After a remarkable run in November on back of a strong earnings season, we started December with the worst day for stocks in two months.Generally, December’s a great month for the markets. Last year’s 10% decline in December proved that’s not always the case. Every indication is that the economy is still super-strong. The Black Friday and Cyber Monday sales figures reinforce that point in spades. Still the jobs reports due out this week matter. So, to a lesser extent does the impeachment process this week. The bottom line is that the market will react negatively to anything that would be perceived to be bad news for President Trump or that could negatively impact his ability to complete trade deals – especially with China. That we’ve traded at record highs consistently during the impeachment proceedings to date – is a clear indication of how likely investors feel that the Democrats will be successful in their effort to potentially impeach and remove him from office. Meanwhile it’s been an incredible year for investors...

Year to date...

  • The Dow is up 19%, the S&P 500 is up 24% & the Nasdaq is up 29%        

Those are two plus years' worth of gains packed into 2019 already. This is a good time to check in on your investments. If your stock-based investments aren’t up by 19% to 29% at a minimum – you've been under-performing; you should figure out why...especially if you have a financial adviser that isn’t at least market average. 
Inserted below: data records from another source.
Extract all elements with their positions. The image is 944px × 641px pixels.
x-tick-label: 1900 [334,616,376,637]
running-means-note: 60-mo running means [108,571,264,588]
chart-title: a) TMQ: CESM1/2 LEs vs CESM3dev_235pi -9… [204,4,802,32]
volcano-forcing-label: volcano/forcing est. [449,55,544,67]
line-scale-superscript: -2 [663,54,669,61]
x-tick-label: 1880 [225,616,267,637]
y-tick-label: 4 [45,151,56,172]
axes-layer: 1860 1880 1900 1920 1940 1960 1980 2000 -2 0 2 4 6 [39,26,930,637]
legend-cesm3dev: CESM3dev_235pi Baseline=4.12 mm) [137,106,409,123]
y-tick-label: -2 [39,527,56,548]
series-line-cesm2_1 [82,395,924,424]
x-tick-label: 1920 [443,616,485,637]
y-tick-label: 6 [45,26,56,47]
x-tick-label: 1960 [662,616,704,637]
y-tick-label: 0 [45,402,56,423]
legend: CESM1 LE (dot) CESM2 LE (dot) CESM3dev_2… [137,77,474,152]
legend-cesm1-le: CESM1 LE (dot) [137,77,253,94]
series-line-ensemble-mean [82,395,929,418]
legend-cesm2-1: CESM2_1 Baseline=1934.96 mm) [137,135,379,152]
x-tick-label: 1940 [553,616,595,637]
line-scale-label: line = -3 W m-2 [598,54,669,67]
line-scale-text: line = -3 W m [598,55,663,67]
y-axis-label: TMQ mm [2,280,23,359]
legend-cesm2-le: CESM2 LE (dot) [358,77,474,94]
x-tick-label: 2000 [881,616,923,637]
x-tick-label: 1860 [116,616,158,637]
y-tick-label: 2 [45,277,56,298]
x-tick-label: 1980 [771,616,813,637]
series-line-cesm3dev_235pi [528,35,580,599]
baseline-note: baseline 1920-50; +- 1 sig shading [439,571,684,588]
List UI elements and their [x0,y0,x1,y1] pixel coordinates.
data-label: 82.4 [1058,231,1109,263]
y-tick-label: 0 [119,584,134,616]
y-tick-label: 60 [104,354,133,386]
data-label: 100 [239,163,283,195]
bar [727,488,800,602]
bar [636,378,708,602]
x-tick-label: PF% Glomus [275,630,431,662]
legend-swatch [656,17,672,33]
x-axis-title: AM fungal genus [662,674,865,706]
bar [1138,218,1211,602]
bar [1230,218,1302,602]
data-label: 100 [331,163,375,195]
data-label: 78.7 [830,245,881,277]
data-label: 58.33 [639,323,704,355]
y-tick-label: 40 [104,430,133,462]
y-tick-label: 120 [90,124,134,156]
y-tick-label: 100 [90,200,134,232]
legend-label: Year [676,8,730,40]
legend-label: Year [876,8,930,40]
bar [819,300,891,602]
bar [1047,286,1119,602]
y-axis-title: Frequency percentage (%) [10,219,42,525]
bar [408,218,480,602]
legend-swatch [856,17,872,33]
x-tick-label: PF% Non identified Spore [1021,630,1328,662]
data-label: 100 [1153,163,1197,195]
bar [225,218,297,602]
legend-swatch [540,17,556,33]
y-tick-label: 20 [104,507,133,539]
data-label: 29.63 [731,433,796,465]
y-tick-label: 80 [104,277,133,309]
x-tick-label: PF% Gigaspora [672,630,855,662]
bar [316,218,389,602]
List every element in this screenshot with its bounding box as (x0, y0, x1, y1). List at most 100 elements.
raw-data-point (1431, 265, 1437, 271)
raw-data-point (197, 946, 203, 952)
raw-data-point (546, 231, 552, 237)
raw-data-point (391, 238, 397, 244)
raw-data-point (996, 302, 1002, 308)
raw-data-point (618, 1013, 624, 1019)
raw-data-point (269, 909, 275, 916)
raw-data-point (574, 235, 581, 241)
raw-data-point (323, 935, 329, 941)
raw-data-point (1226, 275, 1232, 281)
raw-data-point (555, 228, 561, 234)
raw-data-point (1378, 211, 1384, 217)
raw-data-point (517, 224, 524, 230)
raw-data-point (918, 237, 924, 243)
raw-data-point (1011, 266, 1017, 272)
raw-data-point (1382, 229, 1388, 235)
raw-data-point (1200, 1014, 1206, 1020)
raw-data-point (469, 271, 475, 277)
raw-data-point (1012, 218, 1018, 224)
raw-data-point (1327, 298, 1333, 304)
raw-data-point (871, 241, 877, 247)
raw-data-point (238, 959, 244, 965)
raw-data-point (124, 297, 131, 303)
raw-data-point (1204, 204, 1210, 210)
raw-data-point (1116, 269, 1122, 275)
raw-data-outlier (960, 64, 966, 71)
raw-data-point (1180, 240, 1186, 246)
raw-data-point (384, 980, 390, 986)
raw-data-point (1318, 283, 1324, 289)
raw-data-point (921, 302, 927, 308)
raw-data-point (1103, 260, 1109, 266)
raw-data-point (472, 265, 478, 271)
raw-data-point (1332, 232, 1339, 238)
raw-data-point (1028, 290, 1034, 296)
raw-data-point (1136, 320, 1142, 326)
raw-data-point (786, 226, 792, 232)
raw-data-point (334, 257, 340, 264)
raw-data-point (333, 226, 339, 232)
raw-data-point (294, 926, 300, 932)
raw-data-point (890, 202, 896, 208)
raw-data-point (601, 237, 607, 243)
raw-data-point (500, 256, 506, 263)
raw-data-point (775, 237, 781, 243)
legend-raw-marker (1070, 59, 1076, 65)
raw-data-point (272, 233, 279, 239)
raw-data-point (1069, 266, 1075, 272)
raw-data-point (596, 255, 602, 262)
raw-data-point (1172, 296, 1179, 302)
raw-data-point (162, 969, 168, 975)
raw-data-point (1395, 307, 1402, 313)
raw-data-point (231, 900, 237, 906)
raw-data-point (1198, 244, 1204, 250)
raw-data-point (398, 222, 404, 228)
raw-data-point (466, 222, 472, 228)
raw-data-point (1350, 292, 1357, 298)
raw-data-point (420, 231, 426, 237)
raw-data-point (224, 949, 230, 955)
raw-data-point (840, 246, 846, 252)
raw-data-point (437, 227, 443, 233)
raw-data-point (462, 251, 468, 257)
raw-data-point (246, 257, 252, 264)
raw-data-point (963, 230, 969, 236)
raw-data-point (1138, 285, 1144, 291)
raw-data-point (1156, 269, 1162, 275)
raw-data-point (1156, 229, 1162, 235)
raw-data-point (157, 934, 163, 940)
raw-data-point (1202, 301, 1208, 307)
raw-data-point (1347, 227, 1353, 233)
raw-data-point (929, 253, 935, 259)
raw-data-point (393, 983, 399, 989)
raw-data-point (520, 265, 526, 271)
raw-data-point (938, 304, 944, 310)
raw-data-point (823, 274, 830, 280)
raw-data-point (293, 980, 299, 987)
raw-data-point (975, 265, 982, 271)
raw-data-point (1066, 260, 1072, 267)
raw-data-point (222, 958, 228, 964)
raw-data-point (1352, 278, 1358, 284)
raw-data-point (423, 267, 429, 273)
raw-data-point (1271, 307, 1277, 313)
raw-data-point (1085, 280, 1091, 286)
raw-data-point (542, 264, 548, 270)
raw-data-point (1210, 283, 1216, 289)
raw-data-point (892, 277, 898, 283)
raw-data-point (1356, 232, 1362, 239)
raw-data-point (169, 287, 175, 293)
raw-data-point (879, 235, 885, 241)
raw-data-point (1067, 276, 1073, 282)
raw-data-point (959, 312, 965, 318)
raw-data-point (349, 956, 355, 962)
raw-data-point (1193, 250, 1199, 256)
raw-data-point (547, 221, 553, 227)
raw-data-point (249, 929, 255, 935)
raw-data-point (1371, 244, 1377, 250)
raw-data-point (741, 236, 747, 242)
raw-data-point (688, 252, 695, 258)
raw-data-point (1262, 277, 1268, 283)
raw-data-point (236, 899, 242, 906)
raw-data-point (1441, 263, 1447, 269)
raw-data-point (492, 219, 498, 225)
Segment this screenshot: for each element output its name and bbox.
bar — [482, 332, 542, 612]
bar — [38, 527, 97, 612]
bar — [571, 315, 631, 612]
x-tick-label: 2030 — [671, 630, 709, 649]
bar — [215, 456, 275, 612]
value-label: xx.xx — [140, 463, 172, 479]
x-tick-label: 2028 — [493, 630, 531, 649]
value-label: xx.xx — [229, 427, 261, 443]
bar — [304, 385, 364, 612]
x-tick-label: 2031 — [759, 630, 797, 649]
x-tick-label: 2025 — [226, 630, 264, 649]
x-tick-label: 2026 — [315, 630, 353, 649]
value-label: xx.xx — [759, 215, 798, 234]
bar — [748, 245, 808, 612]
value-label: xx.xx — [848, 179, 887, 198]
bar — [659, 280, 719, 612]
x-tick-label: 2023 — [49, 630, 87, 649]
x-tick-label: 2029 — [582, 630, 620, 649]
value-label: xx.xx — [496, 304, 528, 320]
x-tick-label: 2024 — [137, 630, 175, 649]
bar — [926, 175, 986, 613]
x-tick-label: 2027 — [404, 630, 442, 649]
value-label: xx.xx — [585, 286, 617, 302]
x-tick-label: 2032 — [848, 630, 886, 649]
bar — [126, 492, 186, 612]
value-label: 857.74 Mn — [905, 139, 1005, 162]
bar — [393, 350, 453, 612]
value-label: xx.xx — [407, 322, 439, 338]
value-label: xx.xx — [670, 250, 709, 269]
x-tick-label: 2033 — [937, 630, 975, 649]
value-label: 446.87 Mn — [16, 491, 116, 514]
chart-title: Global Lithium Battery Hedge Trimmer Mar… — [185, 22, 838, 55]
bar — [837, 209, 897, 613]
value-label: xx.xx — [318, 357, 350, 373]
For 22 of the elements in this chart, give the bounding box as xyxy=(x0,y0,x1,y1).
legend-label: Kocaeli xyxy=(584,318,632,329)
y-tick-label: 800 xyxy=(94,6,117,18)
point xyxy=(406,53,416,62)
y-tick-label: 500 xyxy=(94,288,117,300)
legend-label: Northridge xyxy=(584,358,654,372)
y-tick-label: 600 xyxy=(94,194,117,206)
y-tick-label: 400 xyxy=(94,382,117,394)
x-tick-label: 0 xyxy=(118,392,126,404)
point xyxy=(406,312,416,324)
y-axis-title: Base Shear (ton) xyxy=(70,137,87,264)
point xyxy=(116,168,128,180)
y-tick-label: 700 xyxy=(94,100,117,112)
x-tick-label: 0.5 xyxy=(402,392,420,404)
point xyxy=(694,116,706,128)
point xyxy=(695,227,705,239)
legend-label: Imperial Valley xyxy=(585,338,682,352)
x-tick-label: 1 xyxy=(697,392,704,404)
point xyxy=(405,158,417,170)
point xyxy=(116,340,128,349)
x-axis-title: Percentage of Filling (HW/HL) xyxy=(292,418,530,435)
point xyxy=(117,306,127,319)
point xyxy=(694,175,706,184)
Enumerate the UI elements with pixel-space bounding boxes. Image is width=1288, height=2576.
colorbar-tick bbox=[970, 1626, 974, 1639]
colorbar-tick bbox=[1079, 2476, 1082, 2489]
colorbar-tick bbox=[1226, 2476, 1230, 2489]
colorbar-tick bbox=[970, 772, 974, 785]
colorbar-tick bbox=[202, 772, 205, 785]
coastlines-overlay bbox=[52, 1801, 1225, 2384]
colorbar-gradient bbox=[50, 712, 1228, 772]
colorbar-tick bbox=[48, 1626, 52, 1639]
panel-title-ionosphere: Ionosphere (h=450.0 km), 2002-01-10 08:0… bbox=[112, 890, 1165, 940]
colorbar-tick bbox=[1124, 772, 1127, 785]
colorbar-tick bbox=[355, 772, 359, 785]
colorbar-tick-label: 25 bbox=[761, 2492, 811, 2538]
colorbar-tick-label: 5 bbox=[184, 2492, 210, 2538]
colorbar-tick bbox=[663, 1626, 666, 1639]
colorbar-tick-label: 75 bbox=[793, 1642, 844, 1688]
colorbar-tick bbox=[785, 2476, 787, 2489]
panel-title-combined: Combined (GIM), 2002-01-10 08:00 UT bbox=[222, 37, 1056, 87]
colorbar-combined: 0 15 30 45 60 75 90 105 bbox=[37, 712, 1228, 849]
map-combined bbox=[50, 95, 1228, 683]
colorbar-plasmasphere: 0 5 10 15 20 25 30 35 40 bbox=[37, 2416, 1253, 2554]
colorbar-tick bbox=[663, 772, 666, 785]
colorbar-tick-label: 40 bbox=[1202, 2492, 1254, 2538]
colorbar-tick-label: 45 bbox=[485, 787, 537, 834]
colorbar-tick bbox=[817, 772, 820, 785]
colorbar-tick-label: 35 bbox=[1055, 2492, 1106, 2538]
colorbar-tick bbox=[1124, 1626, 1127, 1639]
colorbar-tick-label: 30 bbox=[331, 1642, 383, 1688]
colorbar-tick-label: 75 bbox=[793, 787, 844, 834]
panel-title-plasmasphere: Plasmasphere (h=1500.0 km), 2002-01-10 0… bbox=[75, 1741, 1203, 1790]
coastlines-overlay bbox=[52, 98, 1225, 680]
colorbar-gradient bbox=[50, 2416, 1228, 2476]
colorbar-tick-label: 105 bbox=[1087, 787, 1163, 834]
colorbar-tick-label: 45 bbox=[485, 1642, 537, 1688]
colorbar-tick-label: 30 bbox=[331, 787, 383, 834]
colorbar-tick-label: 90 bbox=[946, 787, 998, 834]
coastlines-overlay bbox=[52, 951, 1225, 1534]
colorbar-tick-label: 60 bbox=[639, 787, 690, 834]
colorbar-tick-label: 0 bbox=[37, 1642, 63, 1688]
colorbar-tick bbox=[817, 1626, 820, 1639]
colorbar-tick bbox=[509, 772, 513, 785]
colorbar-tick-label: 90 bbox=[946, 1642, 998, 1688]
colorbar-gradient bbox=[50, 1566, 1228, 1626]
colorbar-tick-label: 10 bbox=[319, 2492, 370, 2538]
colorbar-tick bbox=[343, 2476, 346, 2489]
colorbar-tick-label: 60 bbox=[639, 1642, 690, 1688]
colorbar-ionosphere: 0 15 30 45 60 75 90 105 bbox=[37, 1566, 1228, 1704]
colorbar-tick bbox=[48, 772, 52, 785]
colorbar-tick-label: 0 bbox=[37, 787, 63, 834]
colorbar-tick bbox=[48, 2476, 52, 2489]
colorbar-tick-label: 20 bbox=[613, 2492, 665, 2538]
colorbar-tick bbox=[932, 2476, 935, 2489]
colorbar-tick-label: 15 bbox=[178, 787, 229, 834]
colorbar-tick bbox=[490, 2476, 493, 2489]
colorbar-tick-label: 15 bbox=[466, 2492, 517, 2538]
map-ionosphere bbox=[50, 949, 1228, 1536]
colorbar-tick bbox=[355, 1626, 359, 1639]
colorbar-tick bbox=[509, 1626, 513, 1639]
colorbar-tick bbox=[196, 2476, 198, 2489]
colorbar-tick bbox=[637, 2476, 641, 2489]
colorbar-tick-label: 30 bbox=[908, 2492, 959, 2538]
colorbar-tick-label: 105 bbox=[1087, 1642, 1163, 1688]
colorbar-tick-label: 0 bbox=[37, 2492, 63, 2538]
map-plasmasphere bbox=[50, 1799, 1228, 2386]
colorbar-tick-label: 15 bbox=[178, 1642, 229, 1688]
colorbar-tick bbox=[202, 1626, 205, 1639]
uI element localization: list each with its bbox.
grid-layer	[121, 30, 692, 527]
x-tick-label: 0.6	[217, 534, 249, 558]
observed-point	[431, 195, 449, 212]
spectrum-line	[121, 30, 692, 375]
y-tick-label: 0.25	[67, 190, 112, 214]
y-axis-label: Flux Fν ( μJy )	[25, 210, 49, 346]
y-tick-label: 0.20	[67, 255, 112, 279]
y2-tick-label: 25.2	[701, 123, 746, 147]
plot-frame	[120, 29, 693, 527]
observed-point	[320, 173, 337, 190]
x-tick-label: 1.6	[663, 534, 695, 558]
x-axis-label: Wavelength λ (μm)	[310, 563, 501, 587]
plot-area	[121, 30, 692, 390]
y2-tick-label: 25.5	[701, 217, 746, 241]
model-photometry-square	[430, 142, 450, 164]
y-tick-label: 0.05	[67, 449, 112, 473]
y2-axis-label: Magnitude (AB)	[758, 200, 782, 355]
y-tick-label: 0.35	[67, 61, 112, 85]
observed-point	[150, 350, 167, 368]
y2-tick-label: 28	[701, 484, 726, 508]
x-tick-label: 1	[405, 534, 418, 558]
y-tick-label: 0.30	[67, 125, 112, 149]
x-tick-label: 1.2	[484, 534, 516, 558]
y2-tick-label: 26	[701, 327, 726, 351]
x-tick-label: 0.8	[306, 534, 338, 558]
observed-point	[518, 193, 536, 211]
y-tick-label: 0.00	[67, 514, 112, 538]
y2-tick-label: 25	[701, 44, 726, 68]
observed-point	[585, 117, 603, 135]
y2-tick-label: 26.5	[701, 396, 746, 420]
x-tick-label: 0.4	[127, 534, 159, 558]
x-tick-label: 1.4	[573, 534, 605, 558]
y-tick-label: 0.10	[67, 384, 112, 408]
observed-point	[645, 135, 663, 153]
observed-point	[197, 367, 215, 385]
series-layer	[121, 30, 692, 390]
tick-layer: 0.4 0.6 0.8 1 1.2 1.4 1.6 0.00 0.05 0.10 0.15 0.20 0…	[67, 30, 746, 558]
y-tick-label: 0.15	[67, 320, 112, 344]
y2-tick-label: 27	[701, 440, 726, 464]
As far as how low stocks could go...? If only market fundamentals mattered here's what we'd want to consider regarding the S&P 500 for example.                           

  • S&P 500 P\E: 23.07
  • S&P 500 avg. P\E: 15.77

The downside risk is 32% based on earnings multiples right now from current levels. That's 6% less risk compared with this time last year. Stocks are still generally a far better value than they were a year ago. That’s part of what’s so exciting here. Despite the gains in 2019, fundamentals have improved faster than stock prices. There’s considerably more value in the market today than even a year ago based on earnings. 

I don't expect a 32% selloff but it's always important to ensure that you're positioned for negative adversity. If a short-term decline at those levels wouldn't affect your day-to-day life, you're likely well positioned. If not, you should probably seek professional assistance in crafting your plan that balances your short-term needs with long term objectives.